La montée des tensions géopolitiques a également fragilisé les marchés pétroliers. Le prix du baril de Brent a grimpé à 96,77 dollars, en hausse de 2,63%, tandis que le WTI américain a atteint 91,08 dollars. Cette hausse des prix des hydrocarbures risque d'alimenter l'inflation en Europe, incitant la Banque centrale européenne (BCE) à envisager une augmentation de ses taux d'intérêt lors de sa prochaine réunion prévue en mi-juin, comme le rapporte Le Monde.
À l'heure actuelle, le taux des emprunts d'État français à dix ans a également connu une légère remontée, atteignant 3,62% contre moins de 3,60% précédemment.

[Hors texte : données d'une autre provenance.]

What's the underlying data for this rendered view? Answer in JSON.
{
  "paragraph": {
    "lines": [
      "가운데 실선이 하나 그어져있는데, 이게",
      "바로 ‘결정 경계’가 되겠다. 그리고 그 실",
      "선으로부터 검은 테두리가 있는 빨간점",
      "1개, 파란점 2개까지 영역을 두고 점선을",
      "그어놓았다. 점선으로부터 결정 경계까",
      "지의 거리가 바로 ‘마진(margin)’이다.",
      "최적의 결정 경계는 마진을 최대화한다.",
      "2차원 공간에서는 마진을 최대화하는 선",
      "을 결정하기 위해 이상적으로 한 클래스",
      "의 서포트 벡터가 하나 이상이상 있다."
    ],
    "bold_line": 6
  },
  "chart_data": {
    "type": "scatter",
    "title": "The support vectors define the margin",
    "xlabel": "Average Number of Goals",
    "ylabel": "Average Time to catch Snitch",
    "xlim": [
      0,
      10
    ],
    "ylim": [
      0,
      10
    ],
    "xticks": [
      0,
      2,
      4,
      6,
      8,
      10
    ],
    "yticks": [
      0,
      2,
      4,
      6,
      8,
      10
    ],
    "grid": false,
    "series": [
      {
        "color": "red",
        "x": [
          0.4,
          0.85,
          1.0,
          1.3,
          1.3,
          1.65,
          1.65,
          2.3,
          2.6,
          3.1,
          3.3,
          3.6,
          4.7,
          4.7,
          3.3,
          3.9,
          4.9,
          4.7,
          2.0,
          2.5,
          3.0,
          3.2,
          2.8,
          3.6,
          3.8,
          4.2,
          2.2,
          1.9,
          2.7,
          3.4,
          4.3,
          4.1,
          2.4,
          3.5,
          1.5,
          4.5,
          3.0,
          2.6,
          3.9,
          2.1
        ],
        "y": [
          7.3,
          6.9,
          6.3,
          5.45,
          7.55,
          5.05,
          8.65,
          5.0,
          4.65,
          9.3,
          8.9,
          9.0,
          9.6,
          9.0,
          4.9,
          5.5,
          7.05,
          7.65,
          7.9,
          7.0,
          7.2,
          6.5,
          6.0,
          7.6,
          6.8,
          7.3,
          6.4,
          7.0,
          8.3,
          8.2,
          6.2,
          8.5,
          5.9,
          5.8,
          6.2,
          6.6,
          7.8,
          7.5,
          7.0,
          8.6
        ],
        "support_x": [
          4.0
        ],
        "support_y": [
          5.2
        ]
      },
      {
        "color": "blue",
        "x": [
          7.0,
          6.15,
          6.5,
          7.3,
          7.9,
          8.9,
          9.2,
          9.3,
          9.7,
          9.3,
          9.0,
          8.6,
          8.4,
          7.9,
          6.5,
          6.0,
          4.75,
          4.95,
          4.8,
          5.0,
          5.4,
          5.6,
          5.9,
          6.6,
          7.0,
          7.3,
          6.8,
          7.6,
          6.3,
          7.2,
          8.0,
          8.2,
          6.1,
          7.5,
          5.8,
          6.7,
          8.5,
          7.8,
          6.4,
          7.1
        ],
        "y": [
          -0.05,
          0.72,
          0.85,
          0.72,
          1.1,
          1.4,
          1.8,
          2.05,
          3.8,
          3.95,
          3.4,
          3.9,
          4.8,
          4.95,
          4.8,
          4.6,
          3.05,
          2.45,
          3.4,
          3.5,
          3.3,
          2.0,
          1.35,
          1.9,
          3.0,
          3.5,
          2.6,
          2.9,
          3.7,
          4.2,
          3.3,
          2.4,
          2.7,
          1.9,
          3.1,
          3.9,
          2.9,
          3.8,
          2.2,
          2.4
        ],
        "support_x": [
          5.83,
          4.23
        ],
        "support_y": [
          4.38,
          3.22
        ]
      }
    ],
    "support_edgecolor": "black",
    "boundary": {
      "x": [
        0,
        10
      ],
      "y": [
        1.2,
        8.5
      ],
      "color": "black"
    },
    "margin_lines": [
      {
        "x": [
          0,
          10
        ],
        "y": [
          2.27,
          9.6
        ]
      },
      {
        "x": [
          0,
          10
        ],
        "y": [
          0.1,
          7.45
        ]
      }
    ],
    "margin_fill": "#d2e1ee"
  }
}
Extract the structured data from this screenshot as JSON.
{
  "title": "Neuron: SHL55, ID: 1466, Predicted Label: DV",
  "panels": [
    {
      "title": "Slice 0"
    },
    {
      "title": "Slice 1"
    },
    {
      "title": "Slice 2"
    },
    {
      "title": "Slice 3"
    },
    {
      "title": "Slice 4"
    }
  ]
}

Parallèlement, l'euro s'est maintenu à 1,1616 dollars, en légère baisse de 0,09% par rapport à la veille.
Sur le terrain des performances boursières, certains secteurs se distinguent. Alors que la défense, représentée par Thales (+2,06% à 238 euros), tire son épingle du jeu, le secteur du luxe, fortement exposé aux marchés du Moyen-Orient, souffre avec Hermès chutant de 2,08% à 1.600 euros l'action, et LVMH cédant 1,90% à 474,75 euros. De leur côté, les fabricants de semi-conducteurs comme Soitec voient leur action grimper à 176,75 euros, une hausse de 14,62%, malgré l'annonce de résultats en recul, témoignant d'un intérêt continuel pour l'intelligence artificielle.